Eine ironischeFotomontage der Zeitschrift "IR" (Lauris Vīksne, F64): Geschäftsfrau Ieva Plaude als Bettlerin |
2009 bestand die "Kolonna Holding" noch aus 25 Einzelunternehmen, deren Umsatz insgesamt 105 Millionen Euro erreichte. Seitdem aber änderten sich sowohl Anteilseigner wie auch der Konzernname.

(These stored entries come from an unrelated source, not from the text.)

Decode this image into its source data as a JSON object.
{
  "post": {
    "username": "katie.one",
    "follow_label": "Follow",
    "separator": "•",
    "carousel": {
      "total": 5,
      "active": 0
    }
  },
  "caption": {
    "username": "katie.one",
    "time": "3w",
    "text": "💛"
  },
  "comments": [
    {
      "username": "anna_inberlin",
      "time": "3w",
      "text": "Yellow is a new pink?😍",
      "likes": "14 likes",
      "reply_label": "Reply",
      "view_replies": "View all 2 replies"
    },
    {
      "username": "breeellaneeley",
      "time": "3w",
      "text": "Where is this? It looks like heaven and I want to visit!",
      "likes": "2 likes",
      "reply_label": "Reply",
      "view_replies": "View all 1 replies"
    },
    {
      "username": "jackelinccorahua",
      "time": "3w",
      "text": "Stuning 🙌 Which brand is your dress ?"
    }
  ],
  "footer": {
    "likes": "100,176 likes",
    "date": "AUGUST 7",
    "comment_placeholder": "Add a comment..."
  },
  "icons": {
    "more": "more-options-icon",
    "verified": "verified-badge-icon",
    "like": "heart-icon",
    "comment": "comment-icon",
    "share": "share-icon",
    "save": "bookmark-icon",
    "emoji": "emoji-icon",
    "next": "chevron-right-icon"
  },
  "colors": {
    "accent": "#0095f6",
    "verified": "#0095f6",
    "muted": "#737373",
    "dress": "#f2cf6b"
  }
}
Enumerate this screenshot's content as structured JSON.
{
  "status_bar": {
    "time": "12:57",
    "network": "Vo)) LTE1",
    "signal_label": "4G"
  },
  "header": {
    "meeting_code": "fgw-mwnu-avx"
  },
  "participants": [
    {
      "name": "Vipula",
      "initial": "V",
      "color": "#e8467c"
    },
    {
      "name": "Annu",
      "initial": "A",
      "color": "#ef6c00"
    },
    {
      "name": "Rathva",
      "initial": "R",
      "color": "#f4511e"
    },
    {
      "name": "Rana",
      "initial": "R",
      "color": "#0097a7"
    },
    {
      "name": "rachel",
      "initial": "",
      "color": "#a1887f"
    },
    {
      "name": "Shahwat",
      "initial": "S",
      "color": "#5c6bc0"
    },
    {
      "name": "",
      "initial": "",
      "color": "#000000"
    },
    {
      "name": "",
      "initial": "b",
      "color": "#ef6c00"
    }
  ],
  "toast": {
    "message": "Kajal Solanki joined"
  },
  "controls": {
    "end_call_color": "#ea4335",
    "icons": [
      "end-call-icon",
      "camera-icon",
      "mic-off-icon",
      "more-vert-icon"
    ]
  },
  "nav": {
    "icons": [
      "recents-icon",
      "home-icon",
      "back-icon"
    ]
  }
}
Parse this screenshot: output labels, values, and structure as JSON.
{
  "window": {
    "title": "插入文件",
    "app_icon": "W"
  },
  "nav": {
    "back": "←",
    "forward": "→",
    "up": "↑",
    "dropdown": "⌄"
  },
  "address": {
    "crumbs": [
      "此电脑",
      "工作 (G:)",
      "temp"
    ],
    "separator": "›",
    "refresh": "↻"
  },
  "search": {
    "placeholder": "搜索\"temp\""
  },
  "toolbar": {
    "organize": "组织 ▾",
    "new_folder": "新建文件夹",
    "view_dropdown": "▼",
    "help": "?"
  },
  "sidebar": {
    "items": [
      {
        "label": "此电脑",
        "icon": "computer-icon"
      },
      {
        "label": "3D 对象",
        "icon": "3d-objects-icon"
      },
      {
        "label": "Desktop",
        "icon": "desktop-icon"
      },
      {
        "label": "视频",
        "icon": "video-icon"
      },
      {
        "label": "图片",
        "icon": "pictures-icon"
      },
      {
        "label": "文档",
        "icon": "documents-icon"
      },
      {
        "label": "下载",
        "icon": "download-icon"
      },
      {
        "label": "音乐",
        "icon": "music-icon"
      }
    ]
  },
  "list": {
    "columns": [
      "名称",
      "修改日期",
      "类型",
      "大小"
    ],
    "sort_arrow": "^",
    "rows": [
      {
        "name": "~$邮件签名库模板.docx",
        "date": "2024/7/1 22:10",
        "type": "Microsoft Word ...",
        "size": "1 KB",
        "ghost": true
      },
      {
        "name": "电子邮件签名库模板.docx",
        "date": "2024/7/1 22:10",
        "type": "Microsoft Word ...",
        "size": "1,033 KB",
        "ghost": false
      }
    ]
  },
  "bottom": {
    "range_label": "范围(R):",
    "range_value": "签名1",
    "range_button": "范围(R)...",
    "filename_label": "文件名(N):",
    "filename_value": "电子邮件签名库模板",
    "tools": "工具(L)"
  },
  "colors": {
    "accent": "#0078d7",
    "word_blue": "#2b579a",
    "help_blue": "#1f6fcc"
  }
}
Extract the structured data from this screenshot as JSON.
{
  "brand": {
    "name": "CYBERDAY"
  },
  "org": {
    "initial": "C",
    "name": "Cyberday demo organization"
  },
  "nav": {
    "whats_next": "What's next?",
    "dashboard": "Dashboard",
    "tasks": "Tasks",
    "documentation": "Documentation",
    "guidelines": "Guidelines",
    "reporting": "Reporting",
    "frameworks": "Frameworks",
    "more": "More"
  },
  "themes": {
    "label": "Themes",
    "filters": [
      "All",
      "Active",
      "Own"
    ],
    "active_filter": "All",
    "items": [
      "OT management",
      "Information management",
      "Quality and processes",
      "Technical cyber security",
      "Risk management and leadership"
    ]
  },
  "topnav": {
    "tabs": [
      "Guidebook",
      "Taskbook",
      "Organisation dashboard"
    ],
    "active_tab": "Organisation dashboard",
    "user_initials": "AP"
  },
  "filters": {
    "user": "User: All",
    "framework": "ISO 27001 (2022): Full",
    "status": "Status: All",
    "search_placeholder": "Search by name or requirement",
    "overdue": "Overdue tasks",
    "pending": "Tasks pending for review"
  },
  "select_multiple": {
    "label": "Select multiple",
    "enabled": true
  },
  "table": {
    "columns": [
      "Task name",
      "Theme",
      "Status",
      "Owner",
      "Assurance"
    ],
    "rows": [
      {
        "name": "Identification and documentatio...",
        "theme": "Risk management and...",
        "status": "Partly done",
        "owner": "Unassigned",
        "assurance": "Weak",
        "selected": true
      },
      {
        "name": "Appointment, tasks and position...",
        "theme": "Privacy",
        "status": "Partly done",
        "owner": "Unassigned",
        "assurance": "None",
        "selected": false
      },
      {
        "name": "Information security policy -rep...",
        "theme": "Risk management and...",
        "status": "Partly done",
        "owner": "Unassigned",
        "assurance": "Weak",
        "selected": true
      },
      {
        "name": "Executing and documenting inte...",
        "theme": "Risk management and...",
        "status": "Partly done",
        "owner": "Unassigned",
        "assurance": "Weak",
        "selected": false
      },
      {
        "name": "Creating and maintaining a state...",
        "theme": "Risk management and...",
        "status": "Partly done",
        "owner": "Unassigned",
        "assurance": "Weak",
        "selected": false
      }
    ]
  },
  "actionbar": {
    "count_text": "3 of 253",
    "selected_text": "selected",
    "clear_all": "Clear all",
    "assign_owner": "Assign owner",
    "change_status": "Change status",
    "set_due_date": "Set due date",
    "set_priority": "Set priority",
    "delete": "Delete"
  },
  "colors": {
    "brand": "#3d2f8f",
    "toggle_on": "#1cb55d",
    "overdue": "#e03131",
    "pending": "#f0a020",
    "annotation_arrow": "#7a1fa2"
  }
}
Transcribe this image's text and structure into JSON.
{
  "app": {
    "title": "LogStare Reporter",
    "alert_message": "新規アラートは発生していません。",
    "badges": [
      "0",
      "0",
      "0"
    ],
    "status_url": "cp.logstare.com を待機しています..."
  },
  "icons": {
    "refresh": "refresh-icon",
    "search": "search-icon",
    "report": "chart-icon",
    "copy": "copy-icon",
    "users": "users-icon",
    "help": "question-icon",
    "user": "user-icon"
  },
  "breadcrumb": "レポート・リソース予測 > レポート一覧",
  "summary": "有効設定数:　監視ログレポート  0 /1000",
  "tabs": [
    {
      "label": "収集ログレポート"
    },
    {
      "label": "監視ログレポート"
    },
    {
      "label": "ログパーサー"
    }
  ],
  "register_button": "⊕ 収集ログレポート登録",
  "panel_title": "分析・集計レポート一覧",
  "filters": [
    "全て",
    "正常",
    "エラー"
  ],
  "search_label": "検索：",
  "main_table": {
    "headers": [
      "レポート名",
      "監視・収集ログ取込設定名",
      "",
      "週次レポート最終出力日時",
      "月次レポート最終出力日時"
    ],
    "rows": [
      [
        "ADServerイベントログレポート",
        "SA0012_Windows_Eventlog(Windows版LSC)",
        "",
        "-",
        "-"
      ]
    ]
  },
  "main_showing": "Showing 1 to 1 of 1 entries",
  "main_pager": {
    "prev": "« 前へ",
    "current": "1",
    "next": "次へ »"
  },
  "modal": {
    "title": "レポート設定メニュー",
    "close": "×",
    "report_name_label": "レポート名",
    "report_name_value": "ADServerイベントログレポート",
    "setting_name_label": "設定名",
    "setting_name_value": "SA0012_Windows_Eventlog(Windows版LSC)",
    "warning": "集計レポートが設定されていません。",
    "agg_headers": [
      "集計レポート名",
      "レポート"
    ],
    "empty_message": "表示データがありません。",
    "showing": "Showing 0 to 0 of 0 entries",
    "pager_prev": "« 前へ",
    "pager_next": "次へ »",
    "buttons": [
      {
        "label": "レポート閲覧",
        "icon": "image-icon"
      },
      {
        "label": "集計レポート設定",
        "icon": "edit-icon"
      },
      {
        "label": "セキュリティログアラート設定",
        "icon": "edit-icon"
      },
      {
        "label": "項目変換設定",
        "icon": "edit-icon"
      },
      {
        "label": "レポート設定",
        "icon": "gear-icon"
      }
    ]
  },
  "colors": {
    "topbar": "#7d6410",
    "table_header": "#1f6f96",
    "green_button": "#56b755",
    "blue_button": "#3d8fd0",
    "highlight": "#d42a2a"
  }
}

Alles Laute würde hier nicht passen ...
2008 rangierte Ieva Plaude in der Liste der reichsten Frauen Lettlands unumstritten als mehrfache Millionärin, der Wert ihres Unternehmens wurde auf 18 Millionen Lat (ca. 27 Mill. Euro) geschätzt (Baltic Screen / TVNet). Zitat aus einer Broschüre der Deutsch-Baltischen Handelskammer, publiziert 2009: "In der Rigaer Altstadt, fast ein wenig versteckt im fünften Stock des Galerija Centrs, ist das Wohlfühl-Reich von Ieva Plaude. Ihr direkt nach der Unabhängigkeit Lettlands im Jahr 1991 gegründetes Kolonna SPA ist das größte Day-Spa im Baltikum. Die Mitarbeiterinnen sind freundlich und dezent. Man spricht hier nur verhalten, alles Laute würde nicht passen." Und einige Zeilen später: "Bei Kolonna merkt man nichts von der Krise. Es gab noch nicht einmal Grund, die Preise nach unten zu korrigieren, um mehr Kunden anzulocken. Diejenigen, die die Wohlfühl-Behandlung in den Boomjahren schätzen gelernt haben, bleiben Ieva Plaude auch in diesen Zeiten treu. Plaudes eigener Lebensweg war früher eher von der Kultur geprägt, von Oper, Theater und Gegenwartskunst. In dieser Eigenschaft kam sie bereits Ende der 80er Jahre mehrfach nach Deutschland. Dort entdeckte sie ihre Liebe zum Schönheitsbusiness." ( (die Preisentwicklung stellt ein Beitrag in DIE ZEIT etwas später ganz anders dar und beschrieb sogar Lohnkürzungen für Mitarbeiter von bis zu 40%!).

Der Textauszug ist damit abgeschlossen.